A Communication Efficient Collaborative Learning Framework for Distributed Features
Yang Liu, Yan Kang, Xinwei Zhang, Liping Li, Yong Cheng, Tianjian Chen, Mingyi Hong, Qiang Yang
TL;DR
This work tackles privacy-preserving collaborative learning when data are vertically partitioned across parties with different feature sets. It introduces Federated Stochastic Block Coordinate Descent (FedBCD), enabling multiple local updates before communication to greatly reduce rounds while preserving accuracy.

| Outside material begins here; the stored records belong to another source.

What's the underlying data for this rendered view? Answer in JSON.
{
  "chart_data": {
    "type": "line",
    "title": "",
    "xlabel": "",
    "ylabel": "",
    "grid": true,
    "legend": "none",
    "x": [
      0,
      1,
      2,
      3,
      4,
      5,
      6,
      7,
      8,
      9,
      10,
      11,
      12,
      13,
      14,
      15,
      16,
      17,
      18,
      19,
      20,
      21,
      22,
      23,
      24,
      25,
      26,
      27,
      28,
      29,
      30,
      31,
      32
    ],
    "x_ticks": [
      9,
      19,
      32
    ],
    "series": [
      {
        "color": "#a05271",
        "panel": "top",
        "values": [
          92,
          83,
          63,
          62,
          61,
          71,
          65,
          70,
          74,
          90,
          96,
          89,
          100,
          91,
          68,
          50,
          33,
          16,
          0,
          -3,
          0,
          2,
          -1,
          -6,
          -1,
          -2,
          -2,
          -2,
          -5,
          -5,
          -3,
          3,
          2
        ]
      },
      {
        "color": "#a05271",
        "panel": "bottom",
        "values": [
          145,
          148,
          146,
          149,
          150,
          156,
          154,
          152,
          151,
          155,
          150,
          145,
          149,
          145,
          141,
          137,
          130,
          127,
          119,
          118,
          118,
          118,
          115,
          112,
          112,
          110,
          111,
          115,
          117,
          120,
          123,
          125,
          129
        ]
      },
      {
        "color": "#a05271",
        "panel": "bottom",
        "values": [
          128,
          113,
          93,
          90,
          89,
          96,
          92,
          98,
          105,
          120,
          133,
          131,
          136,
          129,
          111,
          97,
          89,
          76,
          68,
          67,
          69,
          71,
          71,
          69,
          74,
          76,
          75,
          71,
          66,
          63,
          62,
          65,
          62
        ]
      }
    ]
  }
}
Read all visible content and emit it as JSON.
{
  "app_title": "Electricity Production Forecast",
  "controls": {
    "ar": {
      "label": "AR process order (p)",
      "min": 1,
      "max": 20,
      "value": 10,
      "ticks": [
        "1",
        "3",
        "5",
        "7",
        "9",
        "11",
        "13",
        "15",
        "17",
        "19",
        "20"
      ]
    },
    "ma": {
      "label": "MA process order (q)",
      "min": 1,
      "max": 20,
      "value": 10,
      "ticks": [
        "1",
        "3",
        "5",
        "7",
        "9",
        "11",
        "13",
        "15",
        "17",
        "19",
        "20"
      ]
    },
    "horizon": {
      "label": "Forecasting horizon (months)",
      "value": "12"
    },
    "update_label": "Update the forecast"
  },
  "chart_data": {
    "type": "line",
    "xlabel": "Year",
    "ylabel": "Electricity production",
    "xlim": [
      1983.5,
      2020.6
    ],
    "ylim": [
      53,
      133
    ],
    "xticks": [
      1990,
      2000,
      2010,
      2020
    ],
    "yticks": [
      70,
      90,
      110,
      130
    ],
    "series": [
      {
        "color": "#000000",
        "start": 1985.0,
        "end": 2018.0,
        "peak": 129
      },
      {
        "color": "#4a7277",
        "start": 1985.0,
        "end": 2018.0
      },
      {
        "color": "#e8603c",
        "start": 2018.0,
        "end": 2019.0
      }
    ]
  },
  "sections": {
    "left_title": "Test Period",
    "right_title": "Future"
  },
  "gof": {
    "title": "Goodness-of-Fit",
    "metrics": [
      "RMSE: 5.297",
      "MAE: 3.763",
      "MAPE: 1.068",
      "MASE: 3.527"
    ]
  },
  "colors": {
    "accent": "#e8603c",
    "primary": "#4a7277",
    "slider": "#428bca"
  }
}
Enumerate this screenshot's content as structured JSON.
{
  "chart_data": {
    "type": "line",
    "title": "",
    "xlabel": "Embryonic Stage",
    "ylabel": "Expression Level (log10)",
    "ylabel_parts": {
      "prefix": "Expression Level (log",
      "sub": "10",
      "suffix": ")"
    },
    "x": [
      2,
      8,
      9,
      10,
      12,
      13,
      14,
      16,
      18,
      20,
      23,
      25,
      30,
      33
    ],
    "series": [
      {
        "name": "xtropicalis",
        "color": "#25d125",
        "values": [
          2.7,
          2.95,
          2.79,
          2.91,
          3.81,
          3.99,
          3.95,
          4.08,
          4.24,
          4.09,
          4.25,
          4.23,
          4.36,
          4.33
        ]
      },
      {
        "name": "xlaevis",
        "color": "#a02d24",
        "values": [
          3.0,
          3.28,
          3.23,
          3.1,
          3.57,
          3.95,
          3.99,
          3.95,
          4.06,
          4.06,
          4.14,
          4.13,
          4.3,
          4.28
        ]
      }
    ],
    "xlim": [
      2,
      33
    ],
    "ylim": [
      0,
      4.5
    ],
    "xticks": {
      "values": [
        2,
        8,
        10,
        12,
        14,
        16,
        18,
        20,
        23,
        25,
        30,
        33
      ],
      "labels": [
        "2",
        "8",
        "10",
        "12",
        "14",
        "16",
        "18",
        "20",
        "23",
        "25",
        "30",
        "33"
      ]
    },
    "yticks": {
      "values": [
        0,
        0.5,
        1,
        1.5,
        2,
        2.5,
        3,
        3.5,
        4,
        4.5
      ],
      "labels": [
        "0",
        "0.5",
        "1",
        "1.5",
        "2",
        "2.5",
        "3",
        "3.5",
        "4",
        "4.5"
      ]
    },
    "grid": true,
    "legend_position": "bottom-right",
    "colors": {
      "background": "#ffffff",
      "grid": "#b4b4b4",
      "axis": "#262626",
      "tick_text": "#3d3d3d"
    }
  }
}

The authors prove convergence guarantees under Lipschitz continuity and uniform sampling, showing an $\mathcal{O}(1/\sqrt{T})$ rate with $\mathcal{O}(\sqrt{T})$ communication rounds for appropriate choices of batch size, local iterations, and step size, with only mild dependence on the number of parties. Empirical results on MIMIC-III, MNIST, and NUS-WIDE demonstrate substantial communication savings and competitive performance, and a proximal variant further improves stability for large local updates; the approach is applicable to federated transfer learning with privacy-aware constraints.
Abstract
We introduce a collaborative learning framework allowing multiple parties having different sets of attributes about the same user to jointly build models without exposing their raw data or model parameters. In particular, we propose a Federated Stochastic Block Coordinate Descent (FedBCD) algorithm, in which each party conducts multiple local updates before each communication to effectively reduce the number of communication rounds among parties, a principal bottleneck for collaborative learning problems. We analyze theoretically the impact of the number of local updates and show that when the batch size, sample size, and the local iterations are selected appropriately, within $T$ iterations, the algorithm performs $\mathcal{O}(\sqrt{T})$ communication rounds and achieves some $\mathcal{O}(1/\sqrt{T})$ accuracy (measured by the average of the gradient norm squared). The approach is supported by our empirical evaluations on a variety of tasks and datasets, demonstrating advantages over stochastic gradient descent (SGD) approaches.